Problem ini jadi melebar karena 2 hal. Yang pertama adalah persoalan pemberitaan. Tidak bijak rasanya menyebutkan nama orang yang sedang berusaha untuk memulihkan diri dari persoalan adiksinya di media. Selain karena hal tersebut mengganggu proses pemulihannya karena terdistraksi oleh hal-hal yang tidak substansial, persoalan penyebutan identitas tersebut juga adalah pelanggaran terang-terangan kepada kerahasiaan medis. Hal ini bisa saja dipermasalahkan lebih jauh. Oleh karena itu, kami menghimbau pada rekan-rekan media untuk bersama-sama mengevaluasi diri agar hal demikian tidak terjadi lagi di kemudian hari. Selain itu di Indonesia, memakai narkotika masih dipandang sebagai sebuah tindakan kriminal. Maka penyebutan nama seseorang yang sedang berjuang untuk memulihkan diri, secara tidak langsung juga telah menciderai hak orang tersebut untuk memiliki pekerjaan karena masih banyak pemberi kerja, yang secara tidak tepat, mendiskriminasi rekan-rekan pemakai narkotika.

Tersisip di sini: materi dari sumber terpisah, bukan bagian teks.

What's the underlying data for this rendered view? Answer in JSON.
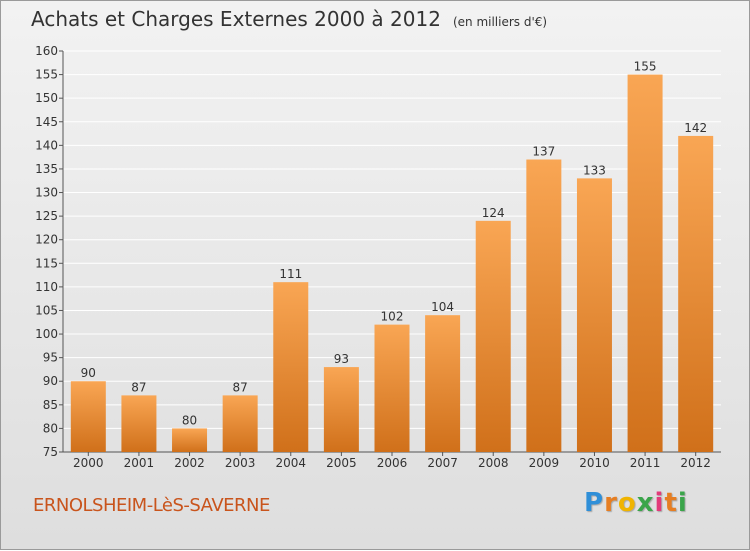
{
  "title": "Achats et Charges Externes 2000 à 2012",
  "title_unit": "(en milliers d'€)",
  "commune": "ERNOLSHEIM-LèS-SAVERNE",
  "brand": {
    "letters": [
      "P",
      "r",
      "o",
      "x",
      "i",
      "t",
      "i"
    ],
    "colors": [
      "#2f8fd8",
      "#e67e22",
      "#f0b400",
      "#3aa54a",
      "#e23b7a",
      "#e67e22",
      "#3aa54a"
    ]
  },
  "colors": {
    "bar_light": "#f9a654",
    "bar_dark": "#d0701a",
    "grid": "#ffffff",
    "axis_text": "#333333"
  },
  "chart_data": {
    "type": "bar",
    "categories": [
      "2000",
      "2001",
      "2002",
      "2003",
      "2004",
      "2005",
      "2006",
      "2007",
      "2008",
      "2009",
      "2010",
      "2011",
      "2012"
    ],
    "values": [
      90,
      87,
      80,
      87,
      111,
      93,
      102,
      104,
      124,
      137,
      133,
      155,
      142
    ],
    "ylim": [
      75,
      160
    ],
    "yticks": [
      75,
      80,
      85,
      90,
      95,
      100,
      105,
      110,
      115,
      120,
      125,
      130,
      135,
      140,
      145,
      150,
      155,
      160
    ],
    "grid": true,
    "data_labels": true
  }
}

Hal kedua yang menyebabkan problem ini melebar adalah cara maskapai dan Kementerian Perhubungan menyelesaikan permasalahan ini. Langkah maskapai untuk menurunkan kawan-kawan PKNI dari pesawat tidaklah bijak karena sebenarnya hal-hal ini dapat dikomunikasikan dengan lebih baik sehingga penerbangan dapat berjalan semestinya tanpa menimbulkan insiden yang tidak perlu. Kemudian yang paling disesalkan ialah respon dari Kementerian Perhubungan. Selepas peristiwa ini rekan-rekan PKNI mengirimkan surat kepada Kementerian Perhubungan, yang setelah lama menunggu akhirnya direspon. Surat itu sayangnya hanya menegaskan dan membenarkan langkah yang diambil maskapai tanpa ada niat untuk duduk bersama membicarakan apa yang terjadi. Surat itu, yang lebih menggelikan, juga hanya menggunakan berita daring sebagai sumber utama fakta yang dipertimbangkan. Seharusnya Kemenhub dapat memitigasi peristiwa ini dengan fair, bukannya memandang enteng seperti ini.

Berkaca pada peristiwa ini ada beberapa hal yang dapat kita pelajari. Namun yang terpenting adalah pemahaman bahwa menghapus stigma pada pemakai narkotika merupakan perjalanan yang masih panjang. Stigma yang memang berasal dari kebijakan punitif dan kampanye yang berat sebelah dari negara. Pemakai narkotika masih dipandang berbahaya sedemikian rupa hingga harus diturunkan dari pesawat begitu saja. Pemakai narkotika, sayangnya, terus dipandang sebagai sampah masyarakat yang namanya dapat diumbar ke mana-mana tanpa perlu memperhatikan etika medis dan jurnalistik. Tak perlu jauh berharap pada perubahan kebijakan dari pemerintah, ketika masyarakat masih terus diajak untuk menyudutkan pemakai narkotika. Bagaimana kita dapat berharap ada perubahan prilaku ketika kita terus memusuhi dan bukan merangkul rekan-rekan pemakai narkotika? Bukankah seseorang yang sedang berusaha untuk memulihkan diri ini baiknya dibantu bukannya disingkirkan?

Berikutnya, cara Kemenhub memitigasi masalah masih menunjukan betapa pemakai narkotika ditempatkan sebagai warga kelas II. Rekan-rekan PKNI tidak diberikan media untuk dapat menerangkan peristiwa tersebut dari kacamata mereka. Kemenhub memandang bahwa dua berita dari media daring lebih berarti daripada pernyataan langsung dari rekan-rekan PKNI ini. Seharusnya Kemenhub mendudukan rekan-rekan PKNI ini dan maskapai yang terkait di satu meja agar jelas duduk perkaranya sehingga dapat mencapai satu solusi yang dapat diterima semua pihak.

Namun ketika rasa takut, dan bukannya pengetahuan, yang masih jadi raja, entah sampai kapan kejadian-kejadian seperti ini akan berulang.